I retired from employed work at 60 but continued to do research and consultancy for colleagues at the uni for about 10 years. At the same time I started a shop on Ebay and began to sell off all the antiques I collected and inherited. Then I opened another two shops and a full ecommerce website. I now run an international antiques business specialising in vintage jewellery and women's accessories. I dont have time to be bored.

The good thing is that I can work and sleep when I like so I dont have to bother with a 9-5 routine as most of my customers are in the USA. I also take 3 complete months in the year off in order to do what I want to do. Just coming up to opening up my shops again as I have taken late April/early May off.

So glad to have left the corporate/academic world with all the woke/gender/political correctness rubbish that workers have to put up with nowadays.

Wyllow3 Mon 22-May-23 00:28:17

Kim19

Immerse yourself in some part time voluntary work that holds intrigue, interest or gratitude. Worked well for me until I phased out completely into full time leisure.

Thats what my mum did - part time rewarding voluntary work and it worked great for her. Choose between the sociable sort people orientated or those maybe more backroom but needing computer skills. She needed to feel she was contributing so would not have been happy with just craft or walking groups tho I was.

sassysaysso Mon 22-May-23 07:54:33

I love the silence but we’re all different. I would suggest not to do things just because “it seems like a good idea” but to wait until something you can be passionate about presents itself. Since I retired 14 years ago, I created a history website (sadly offline currently due to hosting site closing down) and have come to grips with art history. It is important to incorporate some exercise into your day, if I don’t get a daily walk or work in the garden for a while I feel very out of sorts and grumpy.

Katie59 Mon 22-May-23 09:48:48

At 60 get a job maybe 3 days a week it gets you up in the morning and out of the house, there are plenty of supermarket jobs. You meet people and make friends and socialize, the pay is rubbish but the perks are good. It’s probably even more important if you have a partner when a change of scenery is often welcome.

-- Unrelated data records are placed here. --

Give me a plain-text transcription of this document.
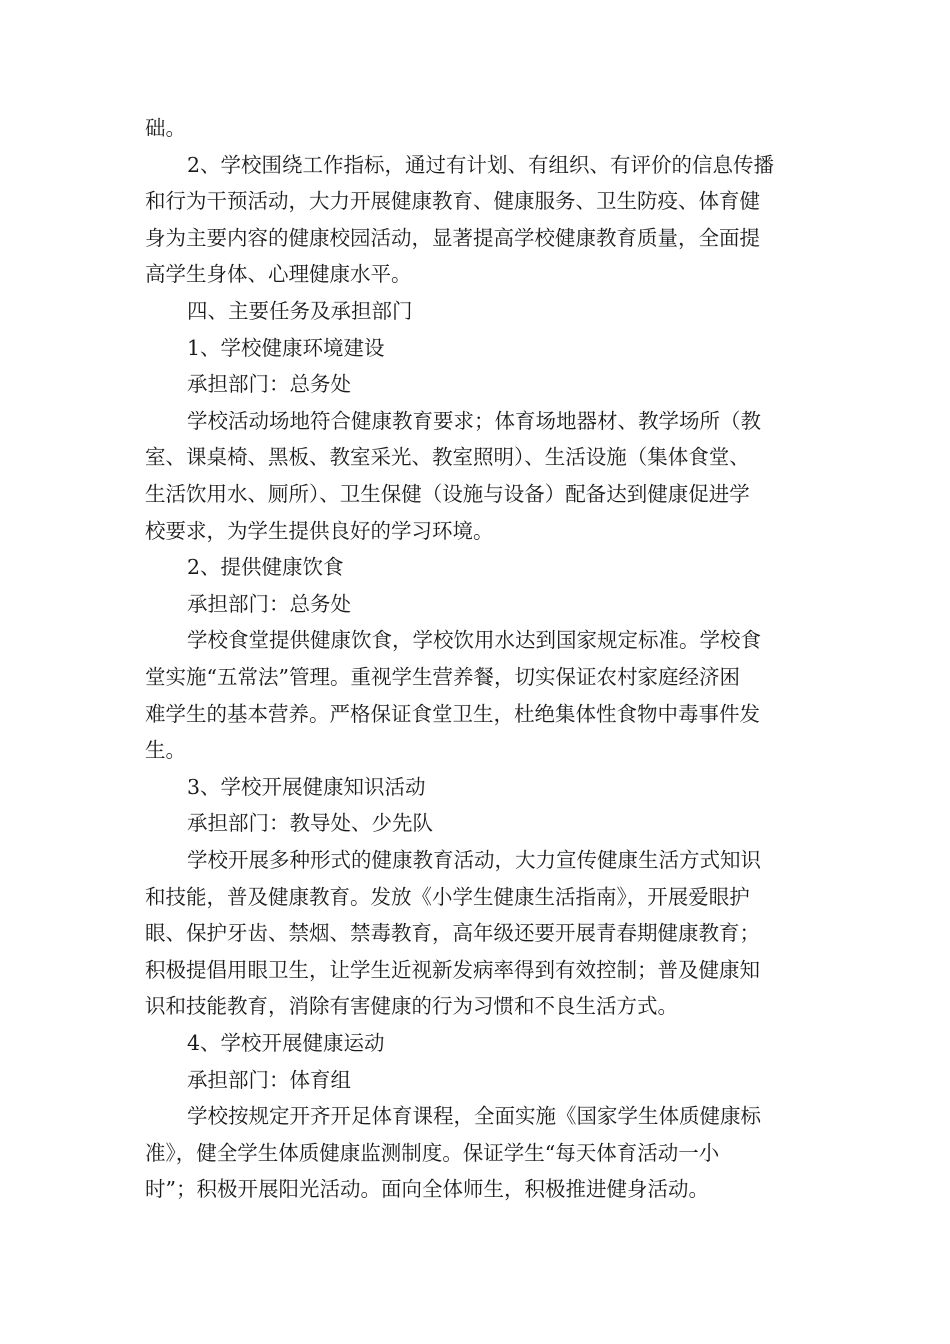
础。
2、学校围绕工作指标，通过有计划、有组织、有评价的信息传播
和行为干预活动，大力开展健康教育、健康服务、卫生防疫、体育健
身为主要内容的健康校园活动，显著提高学校健康教育质量，全面提
高学生身体、心理健康水平。
四、主要任务及承担部门
1、学校健康环境建设
承担部门：总务处
学校活动场地符合健康教育要求；体育场地器材、教学场所（教
室、课桌椅、黑板、教室采光、教室照明）、生活设施（集体食堂、
生活饮用水、厕所）、卫生保健（设施与设备）配备达到健康促进学
校要求，为学生提供良好的学习环境。
2、提供健康饮食
承担部门：总务处
学校食堂提供健康饮食，学校饮用水达到国家规定标准。学校食
堂实施“五常法”管理。重视学生营养餐，切实保证农村家庭经济困
难学生的基本营养。严格保证食堂卫生，杜绝集体性食物中毒事件发
生。
3、学校开展健康知识活动
承担部门：教导处、少先队
学校开展多种形式的健康教育活动，大力宣传健康生活方式知识
和技能，普及健康教育。发放《小学生健康生活指南》，开展爱眼护
眼、保护牙齿、禁烟、禁毒教育，高年级还要开展青春期健康教育；
积极提倡用眼卫生，让学生近视新发病率得到有效控制；普及健康知
识和技能教育，消除有害健康的行为习惯和不良生活方式。
4、学校开展健康运动
承担部门：体育组
学校按规定开齐开足体育课程，全面实施《国家学生体质健康标
准》，健全学生体质健康监测制度。保证学生“每天体育活动一小
时”；积极开展阳光活动。面向全体师生，积极推进健身活动。
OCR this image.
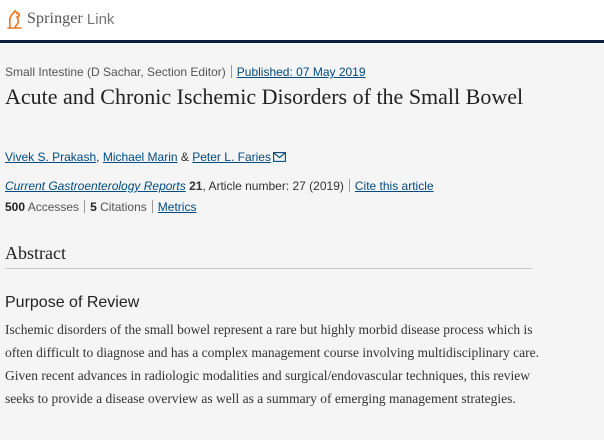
Springer Link
Small Intestine (D Sachar, Section Editor) Published: 07 May 2019
Acute and Chronic Ischemic Disorders of the Small Bowel
Vivek S. Prakash, Michael Marin & Peter L. Faries
Current Gastroenterology Reports 21, Article number: 27 (2019) Cite this article
500 Accesses 5 Citations Metrics
Abstract
Purpose of Review

Ischemic disorders of the small bowel represent a rare but highly morbid disease process which is often difficult to diagnose and has a complex management course involving multidisciplinary care. Given recent advances in radiologic modalities and surgical/endovascular techniques, this review seeks to provide a disease overview as well as a summary of emerging management strategies.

Soozikinzi Mon 22-May-23 12:07:41

I am retired but still have DH so that's slightly different. But my neighbour who is a widow has made a fantastic group of friends from joining the gym . They all go on holidays together . It's really been wonderful for her .

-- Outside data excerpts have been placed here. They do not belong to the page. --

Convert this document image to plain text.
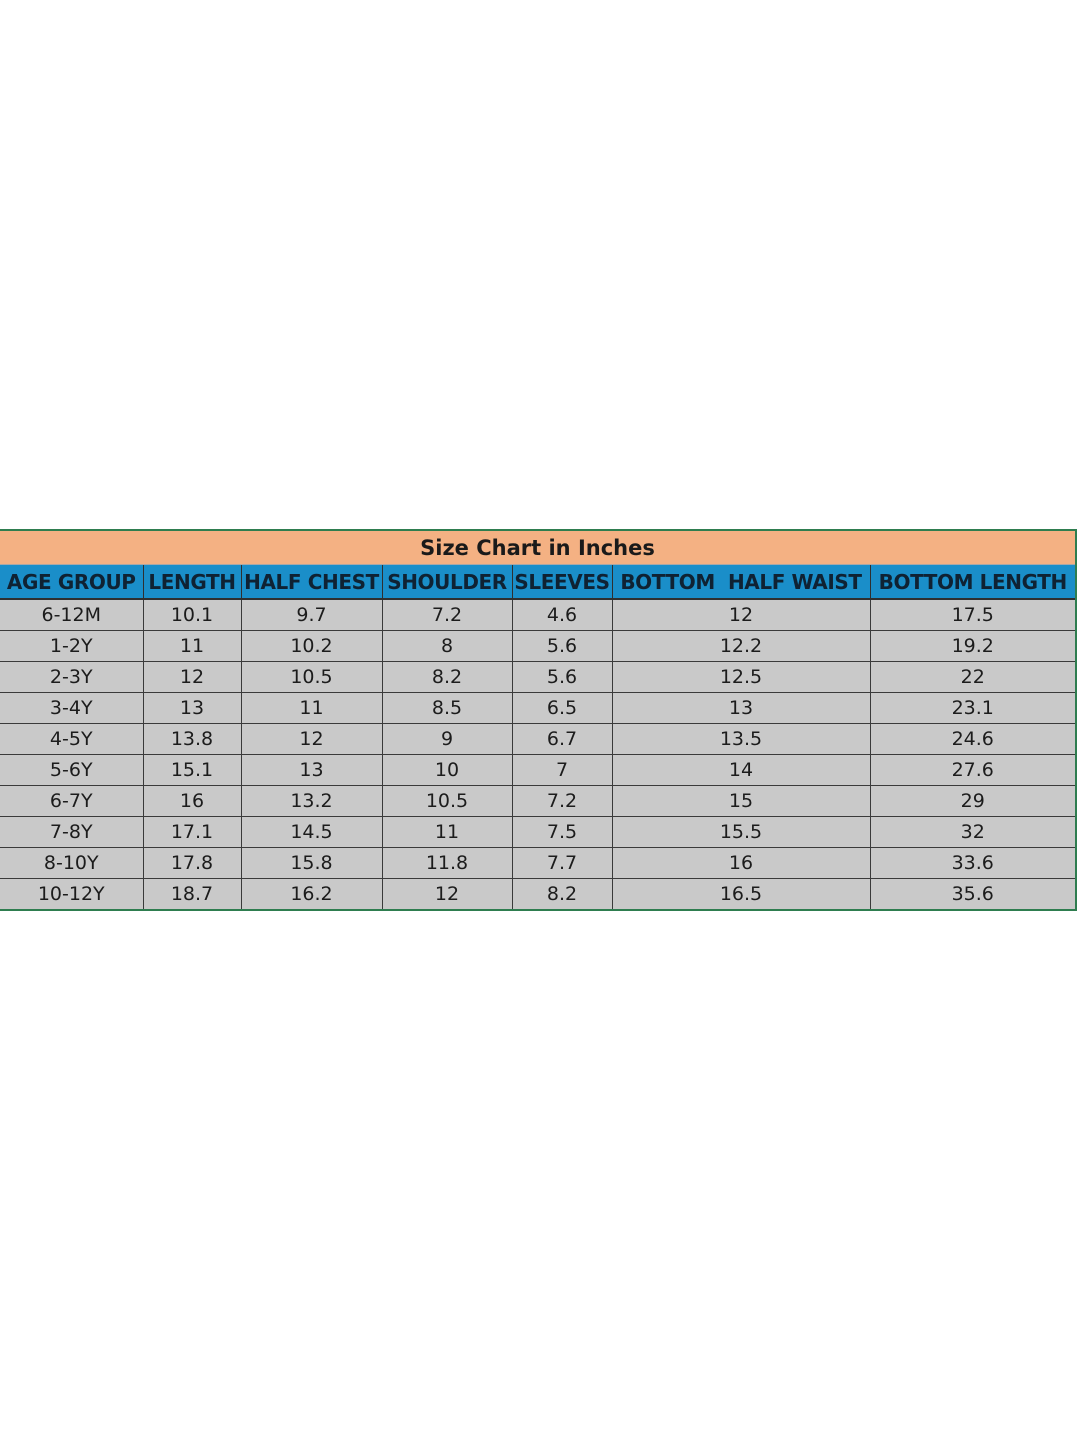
Size Chart in Inches
AGE GROUP	LENGTH	HALF CHEST	SHOULDER	SLEEVES	BOTTOM  HALF WAIST	BOTTOM LENGTH
6-12M	10.1	9.7	7.2	4.6	12	17.5
1-2Y	11	10.2	8	5.6	12.2	19.2
2-3Y	12	10.5	8.2	5.6	12.5	22
3-4Y	13	11	8.5	6.5	13	23.1
4-5Y	13.8	12	9	6.7	13.5	24.6
5-6Y	15.1	13	10	7	14	27.6
6-7Y	16	13.2	10.5	7.2	15	29
7-8Y	17.1	14.5	11	7.5	15.5	32
8-10Y	17.8	15.8	11.8	7.7	16	33.6
10-12Y	18.7	16.2	12	8.2	16.5	35.6
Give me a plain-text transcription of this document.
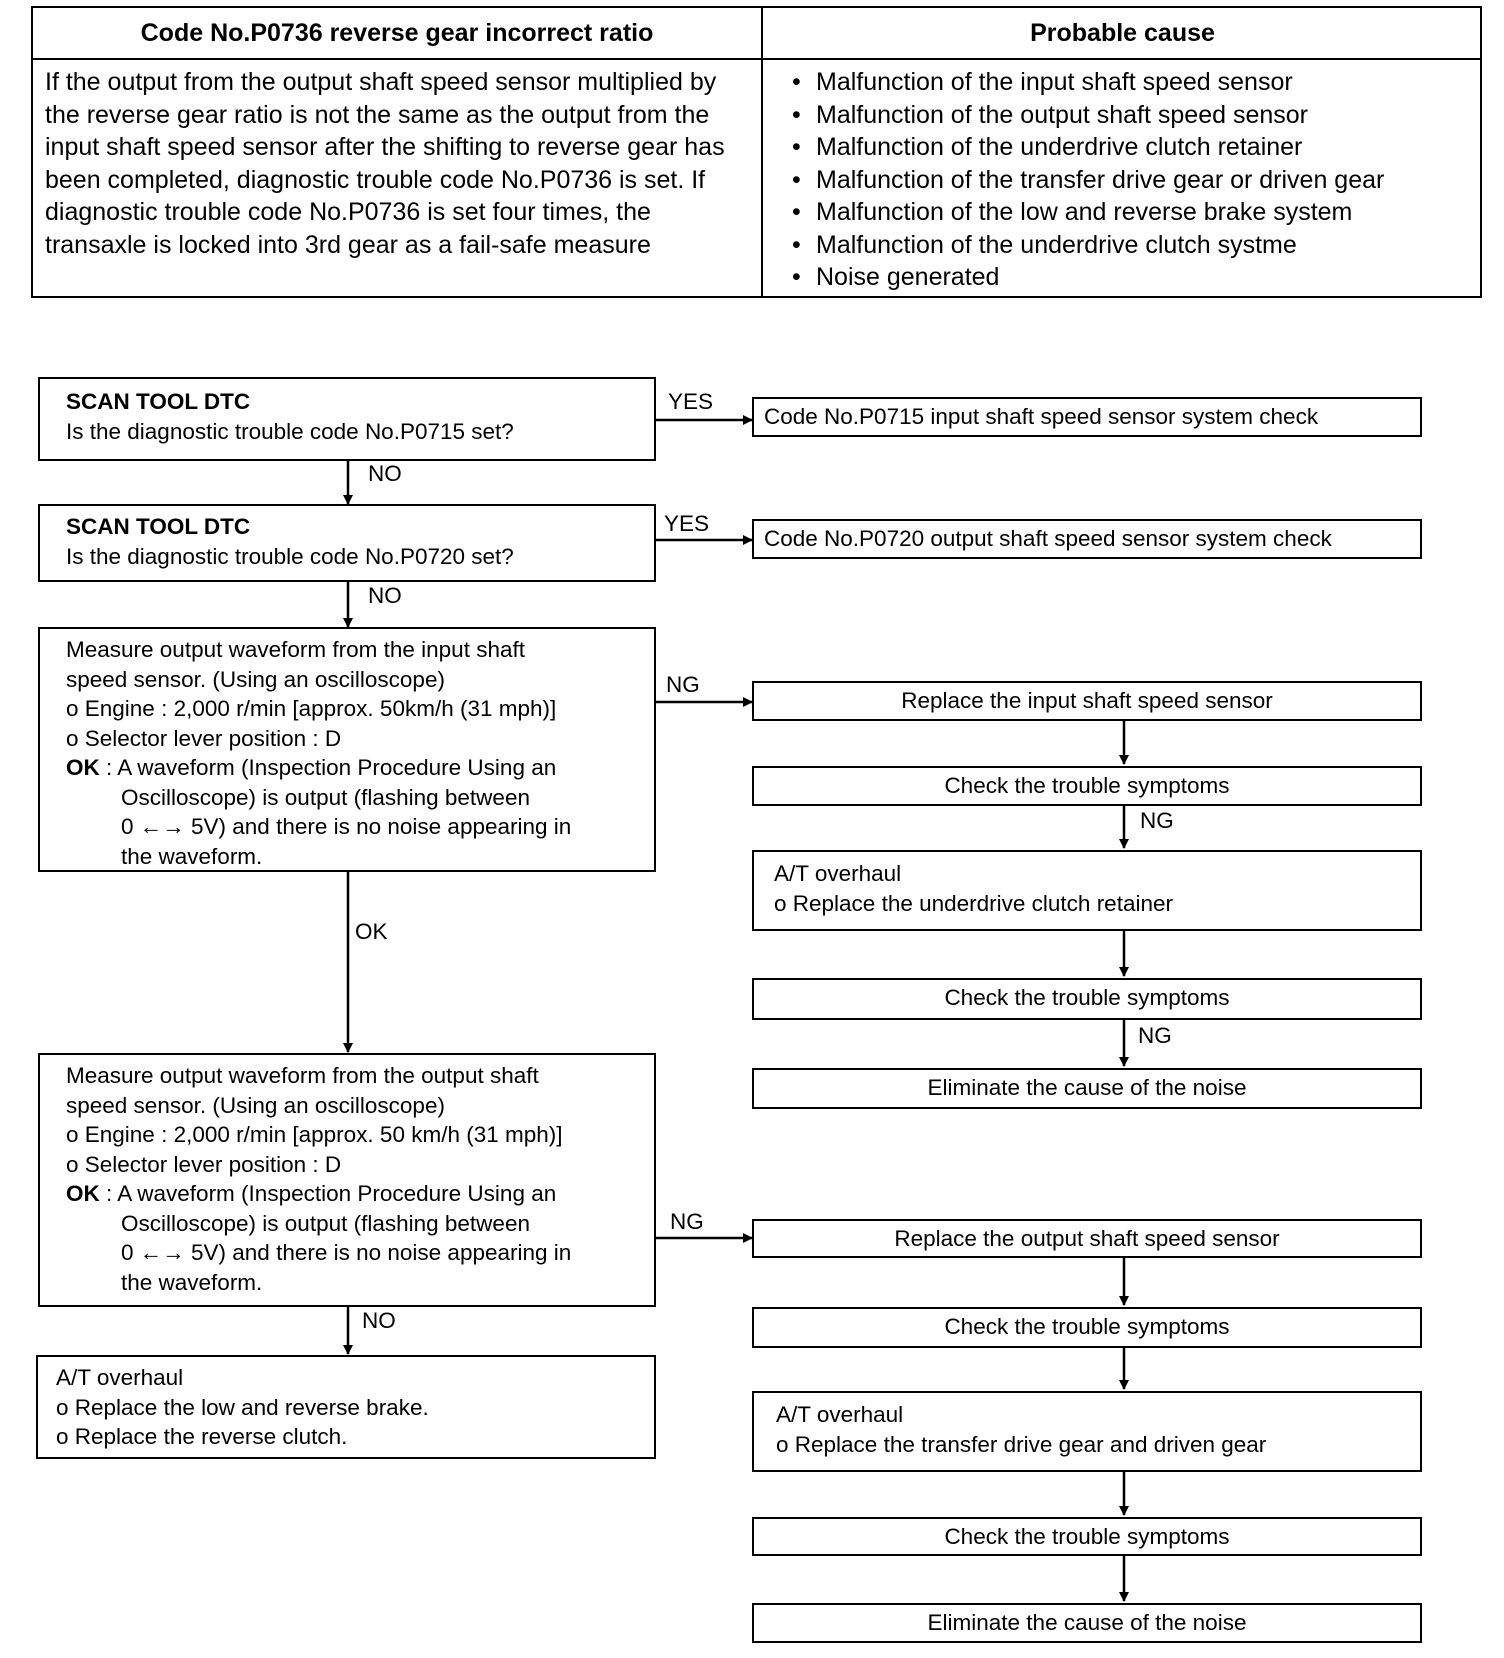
Code No.P0736 reverse gear incorrect ratio	Probable cause

If the output from the output shaft speed sensor multiplied by the reverse gear ratio is not the same as the output from the input shaft speed sensor after the shifting to reverse gear has been completed, diagnostic trouble code No.P0736 is set. If diagnostic trouble code No.P0736 is set four times, the transaxle is locked into 3rd gear as a fail-safe measure

• Malfunction of the input shaft speed sensor
• Malfunction of the output shaft speed sensor
• Malfunction of the underdrive clutch retainer
• Malfunction of the transfer drive gear or driven gear
• Malfunction of the low and reverse brake system
• Malfunction of the underdrive clutch systme
• Noise generated
SCAN TOOL DTC
Is the diagnostic trouble code No.P0715 set?
YES
Code No.P0715 input shaft speed sensor system check
NO
SCAN TOOL DTC
Is the diagnostic trouble code No.P0720 set?
YES
Code No.P0720 output shaft speed sensor system check
NO
Measure output waveform from the input shaft
speed sensor. (Using an oscilloscope)
o Engine : 2,000 r/min [approx. 50km/h (31 mph)]
o Selector lever position : D
OK : A waveform (Inspection Procedure Using an
Oscilloscope) is output (flashing between
0 ←→ 5V) and there is no noise appearing in
the waveform.
NG
OK
Replace the input shaft speed sensor
Check the trouble symptoms
NG
A/T overhaul
o Replace the underdrive clutch retainer
Check the trouble symptoms
NG
Eliminate the cause of the noise
Measure output waveform from the output shaft
speed sensor. (Using an oscilloscope)
o Engine : 2,000 r/min [approx. 50 km/h (31 mph)]
o Selector lever position : D
OK : A waveform (Inspection Procedure Using an
Oscilloscope) is output (flashing between
0 ←→ 5V) and there is no noise appearing in
the waveform.
NG
NO
Replace the output shaft speed sensor
Check the trouble symptoms
A/T overhaul
o Replace the transfer drive gear and driven gear
Check the trouble symptoms
Eliminate the cause of the noise
A/T overhaul
o Replace the low and reverse brake.
o Replace the reverse clutch.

LemonZest Wed 07-Jun-23 08:28:19

Charleygirl5

I live in London, retired at 60 and this was at the end of the month of September. My tax free sum paid off my mortgage, and I had some work done in the house but then had little savings.

I was invited to do some work, similar to what I had left and I worked intermittently at that until I had an accident and could not continue. I had achieved my goal and had some money in the bank.

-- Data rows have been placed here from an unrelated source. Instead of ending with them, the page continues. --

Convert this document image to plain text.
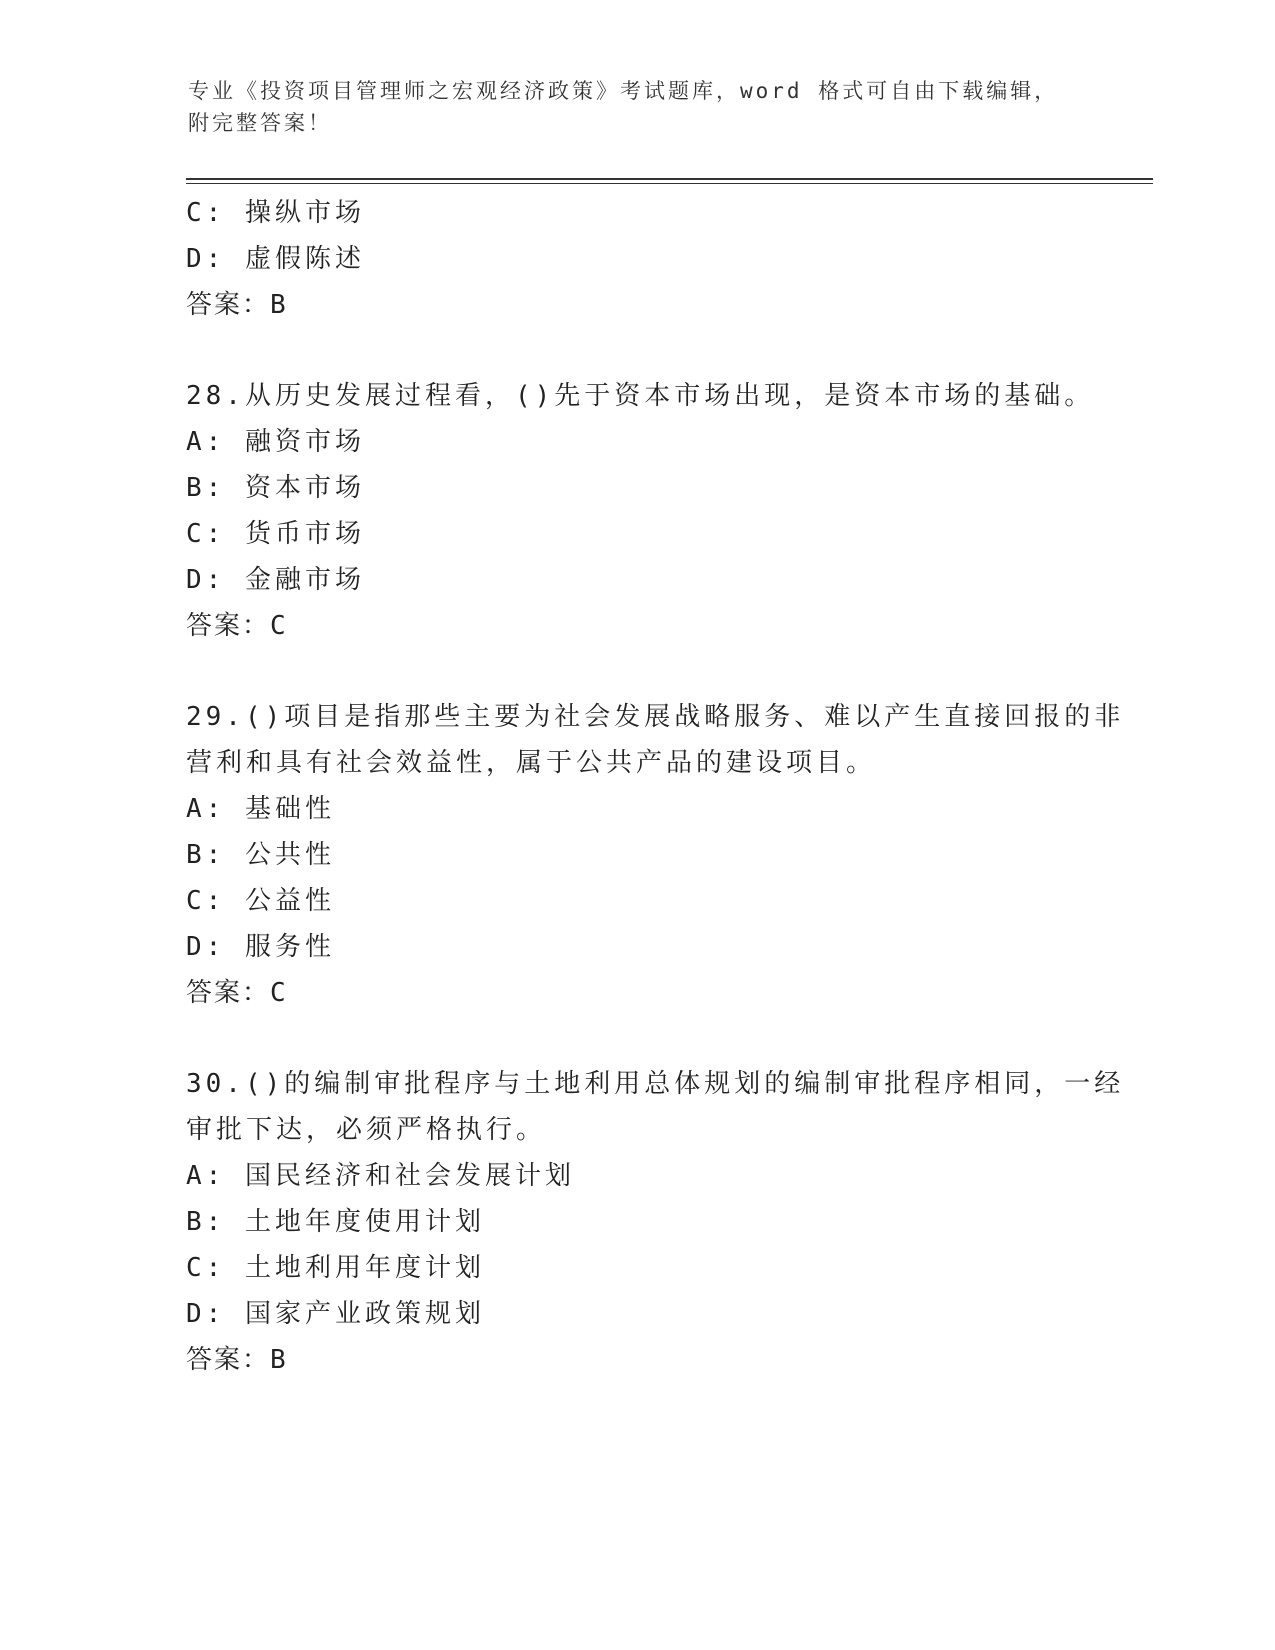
专业《投资项目管理师之宏观经济政策》考试题库，word 格式可自由下载编辑，附完整答案！
C: 操纵市场
D: 虚假陈述
答案：B
28.从历史发展过程看，()先于资本市场出现，是资本市场的基础。
A: 融资市场
B: 资本市场
C: 货币市场
D: 金融市场
答案：C
29.()项目是指那些主要为社会发展战略服务、难以产生直接回报的非
营利和具有社会效益性，属于公共产品的建设项目。
A: 基础性
B: 公共性
C: 公益性
D: 服务性
答案：C
30.()的编制审批程序与土地利用总体规划的编制审批程序相同，一经
审批下达，必须严格执行。
A: 国民经济和社会发展计划
B: 土地年度使用计划
C: 土地利用年度计划
D: 国家产业政策规划
答案：B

Friends had moved, I joined GN and have found some really good friends and we meet for coffee and/or a meal frequently.

I retired in 2002 and I have enjoyed my time at home. I could not help in a charity shop because I have AMD.

I have no family and I am happy living here.

If I may ask, how much money do you need on a monthly basis? I want to retire at 60 next year, but my government pension which isn't large, doesn't kick in for 7 years. I have £10k in savings, and the normal bills going out.
How much do you think I'll need to see me through each month if I don't work again??